Sunday, January 25, 2009

Cloud Storage or SDS?

Ever since Ray Ozzie has announced Windows Azure on last year's PDC (watch the keynote) there's been a lot of buzz about new platform. Every recent Microsoft event, it seems, included a session or two on Azure. SoCal Code Camp that took place this past weekend at CalState Fullerton had an entire track of cloud-related presentations. 

One general observation: details of the new platform are still, well, cloudy. Windows Azure is presently in a CTP stage; nobody expects an RTM until the end of 2009. There are a lot of technology-, process-, and cost-related questions that no one yet knows the answers to. What's worse, marketing geniuses at Microsoft decided to slap Azure label on a set of technologies that originated in different parts of the company (and even Microsoft evangelists admit that there is very little coordination).

Take a look at the obligatory Azure platform stack slide:
My initial assumption about SQL Server Data Services (SDS) was that it is somehow built on top of Azure. Apparently, SDS is a completely separate service. In fact, you don't even need to have an Azure application in order to use it.

Let's take a closer look at the data support for cloud applications. This is, in my opinion, the biggest paradigm shift for developers and architects. After all, it's easy to understand the concept of deploying your application code to a whole bunch of virtual servers, but how are we going to survive without our beloved connection strings, stored procedures, triggers?

There are two options available to us, cloud storage and SDS. Both are going to be reliable, scalable, highly available, and support terabytes of data. On the back end, both will utilize a vast  network of SQL Server nodes that use some advanced algorithms to support distributed data storage and replication. Below is a side-by-side comparison.

Signup. When you sign up for Azure, you receive a separate storage account.
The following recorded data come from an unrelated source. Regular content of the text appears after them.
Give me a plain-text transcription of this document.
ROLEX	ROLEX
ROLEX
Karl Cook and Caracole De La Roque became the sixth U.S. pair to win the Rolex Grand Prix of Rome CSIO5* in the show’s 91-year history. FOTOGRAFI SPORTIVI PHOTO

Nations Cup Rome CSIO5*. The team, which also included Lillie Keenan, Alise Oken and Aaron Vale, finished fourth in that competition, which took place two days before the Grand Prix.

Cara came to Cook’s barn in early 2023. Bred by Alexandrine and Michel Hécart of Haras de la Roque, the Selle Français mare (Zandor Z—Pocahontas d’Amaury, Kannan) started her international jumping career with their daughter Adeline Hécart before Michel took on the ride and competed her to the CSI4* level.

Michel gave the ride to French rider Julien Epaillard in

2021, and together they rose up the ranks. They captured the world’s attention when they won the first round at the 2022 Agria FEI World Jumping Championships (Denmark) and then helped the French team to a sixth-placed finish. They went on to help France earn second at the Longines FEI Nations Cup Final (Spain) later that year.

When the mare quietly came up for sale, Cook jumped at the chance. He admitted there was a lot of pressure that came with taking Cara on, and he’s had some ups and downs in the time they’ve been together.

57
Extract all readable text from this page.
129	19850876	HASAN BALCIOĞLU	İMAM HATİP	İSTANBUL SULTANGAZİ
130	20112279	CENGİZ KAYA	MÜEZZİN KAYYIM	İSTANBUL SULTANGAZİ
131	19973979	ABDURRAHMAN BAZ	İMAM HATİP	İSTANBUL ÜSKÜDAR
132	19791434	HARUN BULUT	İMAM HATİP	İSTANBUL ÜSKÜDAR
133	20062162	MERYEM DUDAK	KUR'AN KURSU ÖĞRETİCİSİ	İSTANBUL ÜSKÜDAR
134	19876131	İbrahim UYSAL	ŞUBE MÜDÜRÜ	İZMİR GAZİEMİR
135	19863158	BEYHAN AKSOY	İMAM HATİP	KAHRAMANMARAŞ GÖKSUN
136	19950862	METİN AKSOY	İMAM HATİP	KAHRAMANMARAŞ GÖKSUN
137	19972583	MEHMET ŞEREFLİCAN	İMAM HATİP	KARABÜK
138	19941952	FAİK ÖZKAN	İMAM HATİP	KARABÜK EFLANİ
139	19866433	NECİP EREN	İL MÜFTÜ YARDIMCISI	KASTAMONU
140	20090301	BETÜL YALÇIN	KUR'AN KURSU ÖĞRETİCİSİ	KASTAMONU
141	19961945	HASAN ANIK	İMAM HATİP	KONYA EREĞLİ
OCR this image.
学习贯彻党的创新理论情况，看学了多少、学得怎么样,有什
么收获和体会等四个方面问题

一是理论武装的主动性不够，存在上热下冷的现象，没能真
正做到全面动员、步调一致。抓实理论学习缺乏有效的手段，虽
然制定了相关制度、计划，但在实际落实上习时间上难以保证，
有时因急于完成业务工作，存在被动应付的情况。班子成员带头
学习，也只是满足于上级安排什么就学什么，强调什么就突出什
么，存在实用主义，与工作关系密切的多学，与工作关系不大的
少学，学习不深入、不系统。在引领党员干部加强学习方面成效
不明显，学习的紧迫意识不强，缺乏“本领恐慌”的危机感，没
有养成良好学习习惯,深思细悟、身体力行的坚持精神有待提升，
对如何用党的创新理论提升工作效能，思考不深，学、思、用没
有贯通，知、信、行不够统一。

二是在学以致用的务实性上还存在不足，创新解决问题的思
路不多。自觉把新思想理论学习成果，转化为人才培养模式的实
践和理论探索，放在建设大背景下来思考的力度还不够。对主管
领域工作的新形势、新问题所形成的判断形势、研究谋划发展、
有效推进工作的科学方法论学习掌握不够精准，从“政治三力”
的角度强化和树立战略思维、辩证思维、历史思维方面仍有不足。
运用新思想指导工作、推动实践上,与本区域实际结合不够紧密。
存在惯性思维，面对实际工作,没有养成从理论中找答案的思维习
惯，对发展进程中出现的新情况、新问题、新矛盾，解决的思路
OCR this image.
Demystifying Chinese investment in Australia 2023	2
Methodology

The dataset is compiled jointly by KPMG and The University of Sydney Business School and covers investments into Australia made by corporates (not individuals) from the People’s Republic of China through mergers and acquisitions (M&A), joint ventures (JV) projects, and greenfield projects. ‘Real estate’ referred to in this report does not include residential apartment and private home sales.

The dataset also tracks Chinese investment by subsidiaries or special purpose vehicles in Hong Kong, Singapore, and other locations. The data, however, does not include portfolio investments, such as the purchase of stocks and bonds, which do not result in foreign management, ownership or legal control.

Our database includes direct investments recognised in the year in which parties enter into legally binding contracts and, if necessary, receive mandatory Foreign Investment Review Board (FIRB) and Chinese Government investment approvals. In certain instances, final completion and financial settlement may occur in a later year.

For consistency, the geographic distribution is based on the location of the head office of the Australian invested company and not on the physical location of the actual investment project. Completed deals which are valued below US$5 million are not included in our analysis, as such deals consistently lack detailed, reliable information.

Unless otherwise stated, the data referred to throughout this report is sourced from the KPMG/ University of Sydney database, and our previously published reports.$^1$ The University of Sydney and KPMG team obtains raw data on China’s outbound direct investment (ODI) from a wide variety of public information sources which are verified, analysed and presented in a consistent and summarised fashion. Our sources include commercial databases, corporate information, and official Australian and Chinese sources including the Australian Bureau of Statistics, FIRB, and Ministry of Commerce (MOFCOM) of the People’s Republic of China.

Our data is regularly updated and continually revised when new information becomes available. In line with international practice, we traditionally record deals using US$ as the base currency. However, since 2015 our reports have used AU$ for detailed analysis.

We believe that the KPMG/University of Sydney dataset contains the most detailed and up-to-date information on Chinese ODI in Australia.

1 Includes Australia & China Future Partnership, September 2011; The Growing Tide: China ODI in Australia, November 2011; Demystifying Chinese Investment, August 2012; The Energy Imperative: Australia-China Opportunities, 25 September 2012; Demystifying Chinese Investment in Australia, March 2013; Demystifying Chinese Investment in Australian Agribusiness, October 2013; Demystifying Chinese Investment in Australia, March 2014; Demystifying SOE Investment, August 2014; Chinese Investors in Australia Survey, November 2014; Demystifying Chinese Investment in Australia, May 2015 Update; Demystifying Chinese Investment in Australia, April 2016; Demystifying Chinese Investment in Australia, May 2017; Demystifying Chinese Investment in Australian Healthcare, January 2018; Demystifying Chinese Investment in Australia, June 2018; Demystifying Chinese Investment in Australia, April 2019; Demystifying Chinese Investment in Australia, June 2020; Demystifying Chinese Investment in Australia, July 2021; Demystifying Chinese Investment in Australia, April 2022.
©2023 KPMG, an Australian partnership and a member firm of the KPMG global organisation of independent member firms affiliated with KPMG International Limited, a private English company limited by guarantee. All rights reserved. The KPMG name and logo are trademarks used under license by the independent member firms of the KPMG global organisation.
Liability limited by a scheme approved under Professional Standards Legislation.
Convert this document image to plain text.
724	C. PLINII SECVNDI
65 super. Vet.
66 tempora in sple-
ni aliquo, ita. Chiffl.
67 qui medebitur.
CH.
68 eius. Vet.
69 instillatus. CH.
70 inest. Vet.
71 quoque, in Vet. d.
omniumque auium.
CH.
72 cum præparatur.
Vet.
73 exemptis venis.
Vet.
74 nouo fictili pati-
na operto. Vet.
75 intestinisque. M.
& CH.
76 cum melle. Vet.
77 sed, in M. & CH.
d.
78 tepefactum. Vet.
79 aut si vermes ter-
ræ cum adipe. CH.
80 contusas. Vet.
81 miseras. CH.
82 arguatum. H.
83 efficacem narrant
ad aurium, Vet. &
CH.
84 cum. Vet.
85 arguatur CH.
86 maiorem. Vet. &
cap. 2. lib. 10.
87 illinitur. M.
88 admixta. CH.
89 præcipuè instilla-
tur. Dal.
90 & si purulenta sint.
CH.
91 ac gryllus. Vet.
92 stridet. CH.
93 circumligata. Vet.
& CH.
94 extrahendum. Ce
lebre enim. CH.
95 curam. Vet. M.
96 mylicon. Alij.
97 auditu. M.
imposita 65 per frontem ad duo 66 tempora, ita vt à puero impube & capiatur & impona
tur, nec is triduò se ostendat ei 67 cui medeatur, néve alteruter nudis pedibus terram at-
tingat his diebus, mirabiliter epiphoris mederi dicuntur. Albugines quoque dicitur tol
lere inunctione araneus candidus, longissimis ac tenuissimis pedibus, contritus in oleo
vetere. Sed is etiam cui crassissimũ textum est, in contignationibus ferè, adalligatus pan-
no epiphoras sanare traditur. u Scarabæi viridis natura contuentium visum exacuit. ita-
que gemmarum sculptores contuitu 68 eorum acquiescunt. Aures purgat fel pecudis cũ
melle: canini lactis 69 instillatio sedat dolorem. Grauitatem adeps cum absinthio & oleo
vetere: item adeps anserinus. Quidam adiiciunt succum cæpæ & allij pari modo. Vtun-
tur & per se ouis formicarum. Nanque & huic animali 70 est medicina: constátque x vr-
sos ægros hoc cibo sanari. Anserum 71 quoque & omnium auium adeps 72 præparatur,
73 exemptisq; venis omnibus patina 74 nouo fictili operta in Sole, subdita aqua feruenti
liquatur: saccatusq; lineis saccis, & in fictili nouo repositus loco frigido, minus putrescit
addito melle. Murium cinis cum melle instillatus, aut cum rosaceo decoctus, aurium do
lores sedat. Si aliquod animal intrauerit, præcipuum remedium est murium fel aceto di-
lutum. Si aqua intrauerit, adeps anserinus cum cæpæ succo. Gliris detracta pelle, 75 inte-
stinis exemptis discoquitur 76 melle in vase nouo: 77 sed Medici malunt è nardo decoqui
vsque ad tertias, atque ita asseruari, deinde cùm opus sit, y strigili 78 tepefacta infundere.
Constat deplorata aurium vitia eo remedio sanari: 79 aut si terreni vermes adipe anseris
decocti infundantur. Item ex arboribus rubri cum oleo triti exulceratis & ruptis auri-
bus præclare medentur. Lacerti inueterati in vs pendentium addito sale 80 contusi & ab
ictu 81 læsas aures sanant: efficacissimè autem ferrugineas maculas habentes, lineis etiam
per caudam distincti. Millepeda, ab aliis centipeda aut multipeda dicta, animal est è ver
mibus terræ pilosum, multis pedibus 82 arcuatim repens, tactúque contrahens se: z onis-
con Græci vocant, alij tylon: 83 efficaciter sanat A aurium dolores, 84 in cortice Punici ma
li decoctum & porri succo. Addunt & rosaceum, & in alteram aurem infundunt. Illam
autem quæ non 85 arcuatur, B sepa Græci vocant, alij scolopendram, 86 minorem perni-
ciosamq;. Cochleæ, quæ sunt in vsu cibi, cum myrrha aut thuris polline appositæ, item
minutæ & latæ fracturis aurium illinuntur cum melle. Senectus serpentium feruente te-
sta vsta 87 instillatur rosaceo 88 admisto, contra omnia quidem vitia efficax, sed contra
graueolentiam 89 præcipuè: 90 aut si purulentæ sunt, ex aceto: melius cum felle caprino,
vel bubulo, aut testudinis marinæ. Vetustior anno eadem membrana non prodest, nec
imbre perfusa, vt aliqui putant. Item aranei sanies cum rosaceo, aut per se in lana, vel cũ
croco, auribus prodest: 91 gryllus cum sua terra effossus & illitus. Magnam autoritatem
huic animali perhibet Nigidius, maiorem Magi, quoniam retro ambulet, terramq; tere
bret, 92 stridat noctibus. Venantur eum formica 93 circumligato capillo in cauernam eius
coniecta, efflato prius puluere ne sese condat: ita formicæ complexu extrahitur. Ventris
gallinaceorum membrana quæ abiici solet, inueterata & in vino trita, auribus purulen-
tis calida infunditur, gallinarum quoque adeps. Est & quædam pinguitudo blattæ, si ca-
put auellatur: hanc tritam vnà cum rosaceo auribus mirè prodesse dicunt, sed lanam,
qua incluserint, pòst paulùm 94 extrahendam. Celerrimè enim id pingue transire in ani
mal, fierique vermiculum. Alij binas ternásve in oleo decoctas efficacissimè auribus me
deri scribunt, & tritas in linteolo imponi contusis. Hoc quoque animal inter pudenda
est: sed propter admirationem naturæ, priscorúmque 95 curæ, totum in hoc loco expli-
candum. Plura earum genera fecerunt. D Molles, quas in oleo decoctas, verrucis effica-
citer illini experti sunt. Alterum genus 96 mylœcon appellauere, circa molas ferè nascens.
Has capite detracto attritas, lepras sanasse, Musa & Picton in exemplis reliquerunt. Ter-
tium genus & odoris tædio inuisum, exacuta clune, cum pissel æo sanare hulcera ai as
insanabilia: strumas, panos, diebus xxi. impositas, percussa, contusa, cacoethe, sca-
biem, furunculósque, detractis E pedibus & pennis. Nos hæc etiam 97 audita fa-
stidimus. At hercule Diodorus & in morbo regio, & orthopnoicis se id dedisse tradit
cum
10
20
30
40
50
To use SDS you will need to get yet another account.

Hierarchy
Cloud Storage: Provides account/container/entity model for your data.
SDS: The model is similar - authority/container/entity

Data Abstractions
Cloud Storage: Supports blobs (basically, named files with metadata) up to 50Gb, tables (which are essentially lists of entities, not database tables), and queues with message size up to 8Kb.
SDS: Only works with entities, which are similar to the tables above.

Data Access
Cloud Storage: Blobs and queues can be accessed via REST, but tables are also exposed via ADO.NET Data Services. This allows for a more convenient API (for example, you can query a table using LINQ). Large blobs can be uploaded by small 4Mb-sized chunks.
SDS: Entities can be queried using REST. Although there is no ADO.NET Data Services support, you can pass a LINQ-style query in the HTTP request (query may even join entities).

*** UPDATE (March 17, 2009)
Someone at Microsoft have finally noticed the striking similarities between Cloud Storage and SDS. Data Platform Insider blog is announcing the change to SDS architecture: REST-based interface will be decommissioned and replaced by a service protocol based on Tabular Data Stream (which has been a SQL Server network protocol since SQL 2000). Public CTP of the new architecture will be available in the middle of this year.